Human Exploitation and Biodiversity Conservation
David L. Hawksworth and Alan T. Bull
A indústria e a actividade empresarial em geral descobriram há muito que a sabedoria autóctone significa dinheiro. Nos primórdios do colonialismo, os produtos extractivos, as denominadas drogas do sertão, no Brasil, constituíram os alicerces da riqueza colonial. Actualmente as indústrias farmacêuticas são as maiores exploradoras dos conhecimentos médicos tradicionais que criam produtos de grande utilidade e lucro.
Os povos nativos raramente lucram com a comercialização da sabedoria tradicional, ou dos produtos naturais que foram descobertos nas suas sociedades.
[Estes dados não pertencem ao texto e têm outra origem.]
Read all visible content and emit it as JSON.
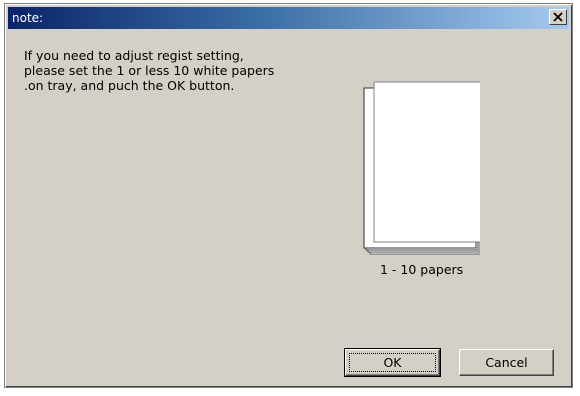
{
  "window": {
    "title": "note:",
    "close_icon": "close-icon"
  },
  "message": {
    "lines": [
      "If you need to adjust regist setting,",
      "please set the 1 or less 10 white papers",
      ".on tray, and puch the OK button."
    ]
  },
  "illustration": {
    "icon": "paper-stack-icon",
    "caption": "1 - 10 papers"
  },
  "buttons": {
    "ok_label": "OK",
    "cancel_label": "Cancel"
  },
  "colors": {
    "titlebar_start": "#0a246a",
    "titlebar_end": "#a6caf0",
    "dialog_bg": "#d4d0c8"
  }
}
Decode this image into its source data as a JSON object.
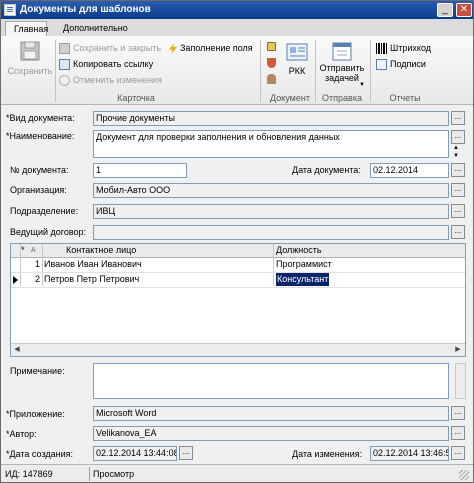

Menos de uma milionésima parte dos lucros provenientes de medicamentos criados a partir da medicina tradicional, vão parar às mãos dos povos indígenas que os indicaram aos investigadores.
O interesse crescente e os mercados florescentes de alimentos, medicamentos, produtos agrícolas e de beleza naturais, testemunham a actividade de investigação que se desenvolve no seio dos sistemas de conhecimento tradicional. Mais do que nunca, os direitos de propriedade intelectual dos povos nativos têm de ser protegidos e a compensação justa por esse conhecimento tem de ser garantida.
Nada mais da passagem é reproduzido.